You'd probably be happiest with a VFD/3-phase motor combination. That will be closest to plug'n'play, both electrically and with respect to the motor frame dimensions.


----------



## lordedmond (Mar 21, 2011)

Twmaster  said:
			
		

> While on this subject of variable speed on AC motors I thought I would ask this...
> 
> I have a Skil 3 Wheel 10" table top band saw. It has a variable speed control. It will not go slow enough to cut steel safely. I'd either like to hack the controller to go slower or can I remove the speed control and replace it with one from a router? I'm ASSuming it is equipped with a 'universal' type motor. Or even better, if it -is- a universal type motor I could put a DC variable speed controller on the thing.
> 
> Or should I just give up and get the shrink to put me on meds?  Thoughts?

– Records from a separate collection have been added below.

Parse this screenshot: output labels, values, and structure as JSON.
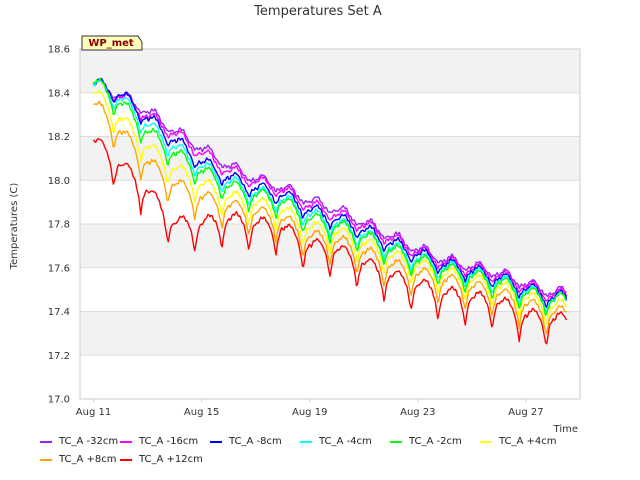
{
  "chart_data": {
    "type": "line",
    "title": "Temperatures Set A",
    "ylabel": "Temperatures (C)",
    "xlabel": "Time",
    "badge": "WP_met",
    "ylim": [
      17.0,
      18.6
    ],
    "xlim": [
      "2023-08-10T12:00",
      "2023-08-29T00:00"
    ],
    "yticks": [
      "17.0",
      "17.2",
      "17.4",
      "17.6",
      "17.8",
      "18.0",
      "18.2",
      "18.4",
      "18.6"
    ],
    "xticks": [
      {
        "date": "2023-08-11",
        "label": "Aug 11"
      },
      {
        "date": "2023-08-15",
        "label": "Aug 15"
      },
      {
        "date": "2023-08-19",
        "label": "Aug 19"
      },
      {
        "date": "2023-08-23",
        "label": "Aug 23"
      },
      {
        "date": "2023-08-27",
        "label": "Aug 27"
      }
    ],
    "grid": true,
    "legend_position": "bottom",
    "x_dates": [
      "2023-08-11",
      "2023-08-12",
      "2023-08-13",
      "2023-08-14",
      "2023-08-15",
      "2023-08-16",
      "2023-08-17",
      "2023-08-18",
      "2023-08-19",
      "2023-08-20",
      "2023-08-21",
      "2023-08-22",
      "2023-08-23",
      "2023-08-24",
      "2023-08-25",
      "2023-08-26",
      "2023-08-27",
      "2023-08-28"
    ],
    "series": [
      {
        "name": "TC_A -32cm",
        "color": "#a020f0",
        "values": [
          18.44,
          18.38,
          18.31,
          18.22,
          18.14,
          18.06,
          18.0,
          17.96,
          17.9,
          17.86,
          17.8,
          17.74,
          17.68,
          17.63,
          17.6,
          17.57,
          17.52,
          17.48
        ]
      },
      {
        "name": "TC_A -16cm",
        "color": "#ff00ff",
        "values": [
          18.44,
          18.38,
          18.29,
          18.21,
          18.12,
          18.04,
          17.99,
          17.95,
          17.88,
          17.84,
          17.79,
          17.73,
          17.67,
          17.62,
          17.59,
          17.56,
          17.51,
          17.47
        ]
      },
      {
        "name": "TC_A -8cm",
        "color": "#0000ff",
        "values": [
          18.44,
          18.39,
          18.28,
          18.18,
          18.08,
          18.01,
          17.96,
          17.93,
          17.86,
          17.82,
          17.77,
          17.71,
          17.66,
          17.61,
          17.58,
          17.55,
          17.5,
          17.46
        ]
      },
      {
        "name": "TC_A -4cm",
        "color": "#00ffff",
        "values": [
          18.44,
          18.37,
          18.25,
          18.15,
          18.06,
          17.99,
          17.94,
          17.91,
          17.84,
          17.8,
          17.75,
          17.69,
          17.64,
          17.6,
          17.57,
          17.54,
          17.49,
          17.45
        ]
      },
      {
        "name": "TC_A -2cm",
        "color": "#00ff00",
        "values": [
          18.45,
          18.35,
          18.22,
          18.12,
          18.04,
          17.97,
          17.93,
          17.9,
          17.82,
          17.79,
          17.74,
          17.68,
          17.63,
          17.59,
          17.56,
          17.53,
          17.48,
          17.45
        ]
      },
      {
        "name": "TC_A +4cm",
        "color": "#ffff00",
        "values": [
          18.4,
          18.28,
          18.15,
          18.05,
          17.98,
          17.92,
          17.89,
          17.86,
          17.78,
          17.76,
          17.71,
          17.65,
          17.61,
          17.57,
          17.54,
          17.51,
          17.46,
          17.42
        ]
      },
      {
        "name": "TC_A +8cm",
        "color": "#ffa500",
        "values": [
          18.35,
          18.22,
          18.08,
          17.98,
          17.92,
          17.88,
          17.85,
          17.82,
          17.74,
          17.72,
          17.67,
          17.61,
          17.57,
          17.54,
          17.51,
          17.48,
          17.43,
          17.39
        ]
      },
      {
        "name": "TC_A +12cm",
        "color": "#ff0000",
        "values": [
          18.18,
          18.07,
          17.95,
          17.8,
          17.8,
          17.82,
          17.8,
          17.78,
          17.7,
          17.68,
          17.62,
          17.56,
          17.52,
          17.48,
          17.46,
          17.44,
          17.38,
          17.36
        ]
      }
    ]
  }
}
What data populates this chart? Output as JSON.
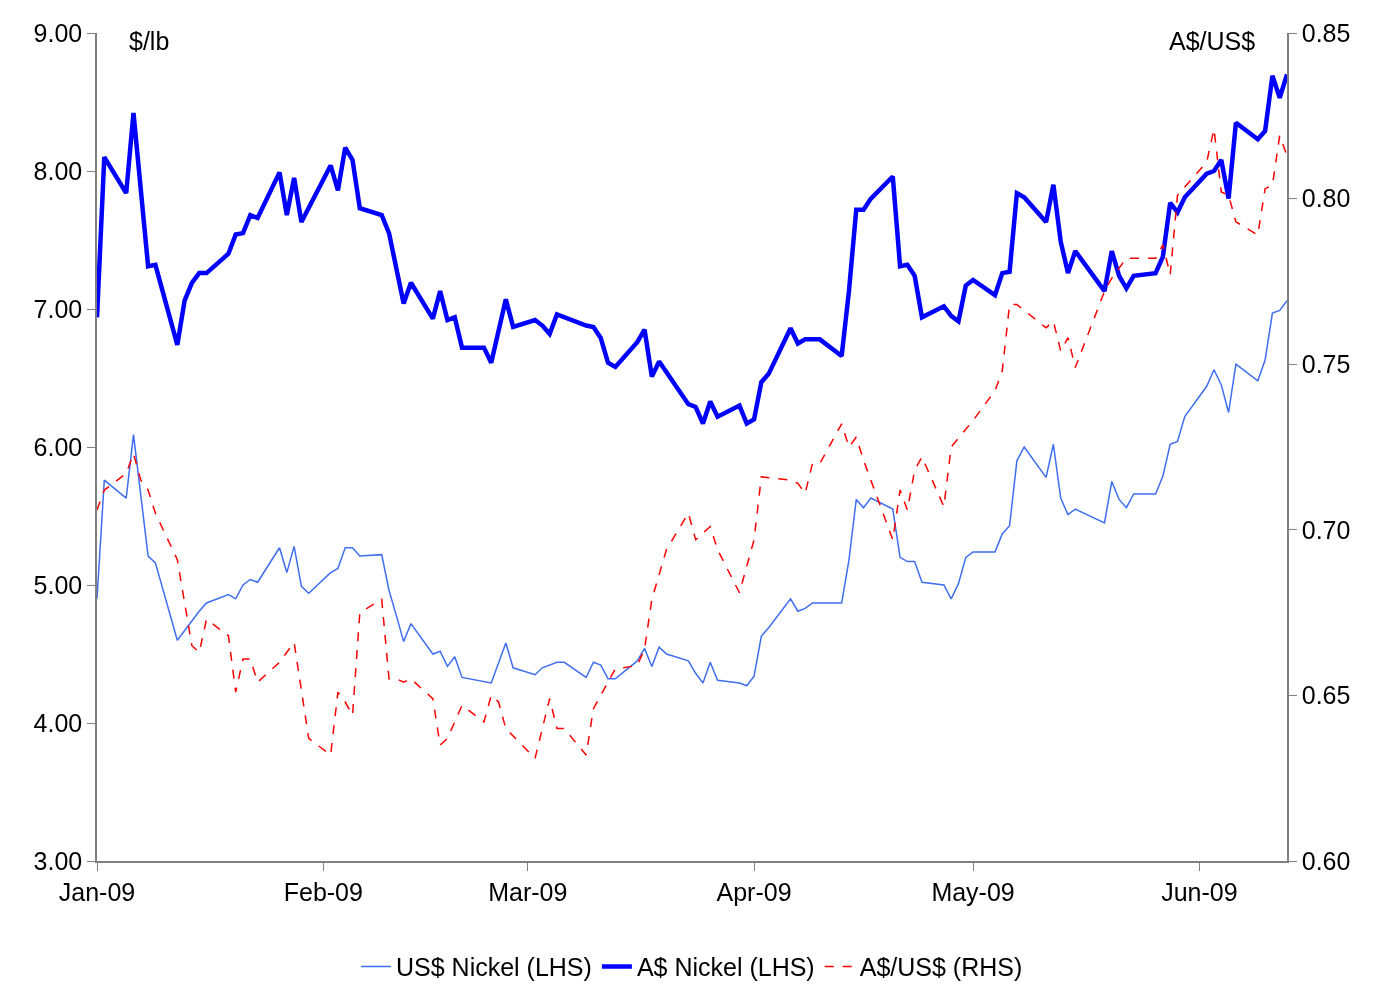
{
  "chart_data": {
    "type": "line",
    "ylabel": "$/lb",
    "y2label": "A$/US$",
    "xlim": [
      "2009-01-01",
      "2009-06-13"
    ],
    "xticks": [
      {
        "value": "2009-01-01",
        "label": "Jan-09"
      },
      {
        "value": "2009-02-01",
        "label": "Feb-09"
      },
      {
        "value": "2009-03-01",
        "label": "Mar-09"
      },
      {
        "value": "2009-04-01",
        "label": "Apr-09"
      },
      {
        "value": "2009-05-01",
        "label": "May-09"
      },
      {
        "value": "2009-06-01",
        "label": "Jun-09"
      }
    ],
    "ylim": [
      3,
      9
    ],
    "yticks": [
      {
        "value": 3,
        "label": "3.00"
      },
      {
        "value": 4,
        "label": "4.00"
      },
      {
        "value": 5,
        "label": "5.00"
      },
      {
        "value": 6,
        "label": "6.00"
      },
      {
        "value": 7,
        "label": "7.00"
      },
      {
        "value": 8,
        "label": "8.00"
      },
      {
        "value": 9,
        "label": "9.00"
      }
    ],
    "y2lim": [
      0.6,
      0.85
    ],
    "y2ticks": [
      {
        "value": 0.6,
        "label": "0.60"
      },
      {
        "value": 0.65,
        "label": "0.65"
      },
      {
        "value": 0.7,
        "label": "0.70"
      },
      {
        "value": 0.75,
        "label": "0.75"
      },
      {
        "value": 0.8,
        "label": "0.80"
      },
      {
        "value": 0.85,
        "label": "0.85"
      }
    ],
    "legend": "bottom",
    "marker": "none",
    "series": [
      {
        "name": "US$ Nickel (LHS)",
        "color": "#3f6ff0",
        "line_style": "solid",
        "x": [
          "2009-01-01",
          "2009-01-02",
          "2009-01-05",
          "2009-01-06",
          "2009-01-08",
          "2009-01-09",
          "2009-01-12",
          "2009-01-15",
          "2009-01-16",
          "2009-01-19",
          "2009-01-20",
          "2009-01-21",
          "2009-01-22",
          "2009-01-23",
          "2009-01-26",
          "2009-01-27",
          "2009-01-28",
          "2009-01-29",
          "2009-01-30",
          "2009-02-02",
          "2009-02-03",
          "2009-02-04",
          "2009-02-05",
          "2009-02-06",
          "2009-02-09",
          "2009-02-10",
          "2009-02-11",
          "2009-02-12",
          "2009-02-13",
          "2009-02-16",
          "2009-02-17",
          "2009-02-18",
          "2009-02-19",
          "2009-02-20",
          "2009-02-24",
          "2009-02-26",
          "2009-02-27",
          "2009-03-02",
          "2009-03-03",
          "2009-03-05",
          "2009-03-06",
          "2009-03-09",
          "2009-03-10",
          "2009-03-11",
          "2009-03-12",
          "2009-03-13",
          "2009-03-16",
          "2009-03-17",
          "2009-03-18",
          "2009-03-19",
          "2009-03-20",
          "2009-03-23",
          "2009-03-24",
          "2009-03-25",
          "2009-03-26",
          "2009-03-27",
          "2009-03-30",
          "2009-03-31",
          "2009-04-01",
          "2009-04-02",
          "2009-04-03",
          "2009-04-06",
          "2009-04-07",
          "2009-04-08",
          "2009-04-09",
          "2009-04-13",
          "2009-04-14",
          "2009-04-15",
          "2009-04-16",
          "2009-04-17",
          "2009-04-20",
          "2009-04-21",
          "2009-04-22",
          "2009-04-23",
          "2009-04-24",
          "2009-04-27",
          "2009-04-28",
          "2009-04-29",
          "2009-04-30",
          "2009-05-01",
          "2009-05-04",
          "2009-05-05",
          "2009-05-06",
          "2009-05-07",
          "2009-05-08",
          "2009-05-11",
          "2009-05-12",
          "2009-05-13",
          "2009-05-14",
          "2009-05-15",
          "2009-05-19",
          "2009-05-20",
          "2009-05-21",
          "2009-05-22",
          "2009-05-23",
          "2009-05-26",
          "2009-05-27",
          "2009-05-28",
          "2009-05-29",
          "2009-05-30",
          "2009-06-02",
          "2009-06-03",
          "2009-06-04",
          "2009-06-05",
          "2009-06-06",
          "2009-06-09",
          "2009-06-10",
          "2009-06-11",
          "2009-06-12",
          "2009-06-13"
        ],
        "values": [
          4.9,
          5.76,
          5.63,
          6.09,
          5.21,
          5.16,
          4.6,
          4.81,
          4.87,
          4.93,
          4.9,
          5.0,
          5.04,
          5.02,
          5.27,
          5.09,
          5.28,
          4.99,
          4.94,
          5.09,
          5.12,
          5.27,
          5.27,
          5.21,
          5.22,
          4.96,
          4.78,
          4.59,
          4.72,
          4.5,
          4.52,
          4.41,
          4.48,
          4.33,
          4.29,
          4.58,
          4.4,
          4.35,
          4.4,
          4.44,
          4.44,
          4.33,
          4.44,
          4.42,
          4.32,
          4.32,
          4.45,
          4.54,
          4.41,
          4.55,
          4.5,
          4.45,
          4.36,
          4.29,
          4.44,
          4.31,
          4.29,
          4.27,
          4.34,
          4.63,
          4.69,
          4.9,
          4.81,
          4.83,
          4.87,
          4.87,
          5.18,
          5.62,
          5.56,
          5.63,
          5.55,
          5.2,
          5.17,
          5.17,
          5.02,
          5.0,
          4.9,
          5.01,
          5.2,
          5.24,
          5.24,
          5.37,
          5.43,
          5.9,
          6.0,
          5.78,
          6.02,
          5.63,
          5.51,
          5.55,
          5.45,
          5.75,
          5.62,
          5.56,
          5.66,
          5.66,
          5.79,
          6.02,
          6.04,
          6.22,
          6.44,
          6.56,
          6.45,
          6.25,
          6.6,
          6.48,
          6.63,
          6.97,
          6.99,
          7.06
        ]
      },
      {
        "name": "A$ Nickel (LHS)",
        "color": "#0000ff",
        "line_style": "solid",
        "x": [
          "2009-01-01",
          "2009-01-02",
          "2009-01-05",
          "2009-01-06",
          "2009-01-08",
          "2009-01-09",
          "2009-01-12",
          "2009-01-13",
          "2009-01-14",
          "2009-01-15",
          "2009-01-16",
          "2009-01-19",
          "2009-01-20",
          "2009-01-21",
          "2009-01-22",
          "2009-01-23",
          "2009-01-26",
          "2009-01-27",
          "2009-01-28",
          "2009-01-29",
          "2009-02-02",
          "2009-02-03",
          "2009-02-04",
          "2009-02-05",
          "2009-02-06",
          "2009-02-09",
          "2009-02-10",
          "2009-02-12",
          "2009-02-13",
          "2009-02-16",
          "2009-02-17",
          "2009-02-18",
          "2009-02-19",
          "2009-02-20",
          "2009-02-23",
          "2009-02-24",
          "2009-02-26",
          "2009-02-27",
          "2009-03-02",
          "2009-03-03",
          "2009-03-04",
          "2009-03-05",
          "2009-03-09",
          "2009-03-10",
          "2009-03-11",
          "2009-03-12",
          "2009-03-13",
          "2009-03-16",
          "2009-03-17",
          "2009-03-18",
          "2009-03-19",
          "2009-03-23",
          "2009-03-24",
          "2009-03-25",
          "2009-03-26",
          "2009-03-27",
          "2009-03-30",
          "2009-03-31",
          "2009-04-01",
          "2009-04-02",
          "2009-04-03",
          "2009-04-06",
          "2009-04-07",
          "2009-04-08",
          "2009-04-10",
          "2009-04-13",
          "2009-04-14",
          "2009-04-15",
          "2009-04-16",
          "2009-04-17",
          "2009-04-20",
          "2009-04-21",
          "2009-04-22",
          "2009-04-23",
          "2009-04-24",
          "2009-04-27",
          "2009-04-28",
          "2009-04-29",
          "2009-04-30",
          "2009-05-01",
          "2009-05-04",
          "2009-05-05",
          "2009-05-06",
          "2009-05-07",
          "2009-05-08",
          "2009-05-11",
          "2009-05-12",
          "2009-05-13",
          "2009-05-14",
          "2009-05-15",
          "2009-05-19",
          "2009-05-20",
          "2009-05-21",
          "2009-05-22",
          "2009-05-23",
          "2009-05-26",
          "2009-05-27",
          "2009-05-28",
          "2009-05-29",
          "2009-05-30",
          "2009-06-02",
          "2009-06-03",
          "2009-06-04",
          "2009-06-05",
          "2009-06-06",
          "2009-06-09",
          "2009-06-10",
          "2009-06-11",
          "2009-06-12",
          "2009-06-13"
        ],
        "values": [
          6.94,
          8.1,
          7.84,
          8.42,
          7.31,
          7.32,
          6.74,
          7.06,
          7.19,
          7.26,
          7.26,
          7.4,
          7.54,
          7.55,
          7.68,
          7.66,
          7.99,
          7.68,
          7.95,
          7.63,
          8.04,
          7.86,
          8.17,
          8.08,
          7.73,
          7.68,
          7.55,
          7.04,
          7.19,
          6.93,
          7.13,
          6.92,
          6.94,
          6.72,
          6.72,
          6.61,
          7.07,
          6.87,
          6.92,
          6.88,
          6.82,
          6.96,
          6.88,
          6.87,
          6.79,
          6.61,
          6.58,
          6.76,
          6.85,
          6.51,
          6.62,
          6.31,
          6.29,
          6.17,
          6.33,
          6.22,
          6.3,
          6.17,
          6.2,
          6.47,
          6.53,
          6.86,
          6.75,
          6.78,
          6.78,
          6.66,
          7.13,
          7.72,
          7.72,
          7.8,
          7.96,
          7.31,
          7.32,
          7.24,
          6.94,
          7.02,
          6.95,
          6.91,
          7.17,
          7.21,
          7.1,
          7.26,
          7.27,
          7.84,
          7.81,
          7.63,
          7.9,
          7.49,
          7.26,
          7.42,
          7.13,
          7.42,
          7.24,
          7.15,
          7.24,
          7.26,
          7.38,
          7.77,
          7.7,
          7.81,
          7.98,
          8.0,
          8.08,
          7.8,
          8.35,
          8.23,
          8.29,
          8.69,
          8.53,
          8.7
        ]
      },
      {
        "name": "A$/US$ (RHS)",
        "color": "#ff0000",
        "line_style": "dashed",
        "axis": "y2",
        "x": [
          "2009-01-01",
          "2009-01-02",
          "2009-01-05",
          "2009-01-06",
          "2009-01-07",
          "2009-01-08",
          "2009-01-09",
          "2009-01-12",
          "2009-01-14",
          "2009-01-15",
          "2009-01-16",
          "2009-01-19",
          "2009-01-20",
          "2009-01-21",
          "2009-01-22",
          "2009-01-23",
          "2009-01-26",
          "2009-01-28",
          "2009-01-30",
          "2009-02-02",
          "2009-02-03",
          "2009-02-04",
          "2009-02-05",
          "2009-02-06",
          "2009-02-09",
          "2009-02-10",
          "2009-02-11",
          "2009-02-12",
          "2009-02-13",
          "2009-02-16",
          "2009-02-17",
          "2009-02-18",
          "2009-02-20",
          "2009-02-23",
          "2009-02-24",
          "2009-02-25",
          "2009-02-26",
          "2009-03-02",
          "2009-03-04",
          "2009-03-05",
          "2009-03-06",
          "2009-03-09",
          "2009-03-10",
          "2009-03-13",
          "2009-03-16",
          "2009-03-17",
          "2009-03-18",
          "2009-03-20",
          "2009-03-23",
          "2009-03-24",
          "2009-03-26",
          "2009-03-27",
          "2009-03-30",
          "2009-04-01",
          "2009-04-02",
          "2009-04-06",
          "2009-04-07",
          "2009-04-08",
          "2009-04-09",
          "2009-04-10",
          "2009-04-13",
          "2009-04-14",
          "2009-04-15",
          "2009-04-16",
          "2009-04-20",
          "2009-04-21",
          "2009-04-22",
          "2009-04-23",
          "2009-04-24",
          "2009-04-27",
          "2009-04-28",
          "2009-05-01",
          "2009-05-04",
          "2009-05-05",
          "2009-05-06",
          "2009-05-07",
          "2009-05-11",
          "2009-05-12",
          "2009-05-13",
          "2009-05-14",
          "2009-05-15",
          "2009-05-19",
          "2009-05-20",
          "2009-05-22",
          "2009-05-26",
          "2009-05-27",
          "2009-05-28",
          "2009-05-29",
          "2009-06-02",
          "2009-06-03",
          "2009-06-04",
          "2009-06-05",
          "2009-06-06",
          "2009-06-09",
          "2009-06-10",
          "2009-06-11",
          "2009-06-12",
          "2009-06-13"
        ],
        "values": [
          0.706,
          0.712,
          0.717,
          0.723,
          0.715,
          0.712,
          0.705,
          0.691,
          0.665,
          0.663,
          0.673,
          0.668,
          0.651,
          0.661,
          0.661,
          0.654,
          0.66,
          0.666,
          0.637,
          0.632,
          0.651,
          0.648,
          0.644,
          0.675,
          0.679,
          0.655,
          0.655,
          0.654,
          0.655,
          0.649,
          0.635,
          0.637,
          0.647,
          0.642,
          0.65,
          0.648,
          0.64,
          0.631,
          0.649,
          0.64,
          0.64,
          0.632,
          0.646,
          0.658,
          0.659,
          0.664,
          0.679,
          0.694,
          0.705,
          0.697,
          0.701,
          0.694,
          0.681,
          0.697,
          0.716,
          0.715,
          0.714,
          0.711,
          0.72,
          0.72,
          0.732,
          0.725,
          0.728,
          0.721,
          0.697,
          0.712,
          0.706,
          0.718,
          0.722,
          0.707,
          0.725,
          0.733,
          0.742,
          0.748,
          0.768,
          0.768,
          0.761,
          0.763,
          0.754,
          0.758,
          0.749,
          0.772,
          0.776,
          0.782,
          0.782,
          0.786,
          0.777,
          0.801,
          0.811,
          0.821,
          0.802,
          0.801,
          0.793,
          0.789,
          0.803,
          0.804,
          0.819,
          0.813
        ]
      }
    ]
  }
}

The motor is a series wound one these have a poor speed control unlike a shunt wound one , to alter the speed you need a pulse width controller 


to slow your saw down to cut metal why not use a smaller blade after all its the cutting speed that matters not the rpm of the spindle


----------



## Twmaster (Mar 25, 2011)

How does a smaller blade fix this? As I said, it's a band saw...


----------



## Chazz (Apr 22, 2011)

Hi lazylathe, this is what is in my future; Check out Dart controls (if you're considering new) They have a complete package for a 1HP DC Motor, Drive and Tach\Encoder for about $700.00. BTW Most of their Drives will do both 120v and 240v. Also, if I read the litrature right, some of the drives will allow you to encorporate 1 or 2 limit switches, jog function and eStop.

Cheers,
Chazz


----------



## Hilmar (Apr 23, 2011)

Andrew, 
   See Gails and Maryaks posts.
   Keep your existing Belt system and go for a Variable Speed drive, single Phase to 3 Phase.
 But also stay with the lower RPM motors. The tork is better on the lower speed.
  Motor Pols:  2 Pol = 3600 RPM
            4 Pol = 1800 RPM
            8 POL = 1200 RPM
  A FM50 Series Sub-micro AC Drive 1/4 to 3HP cost below $100.00 Motor 3/4 HP 3Phase about US $50.00 used.
 This system will have all the gimmicks You would ever need.
 I use this on my 9x20. 3/4 HP
Happy Easter
Hilmar


----------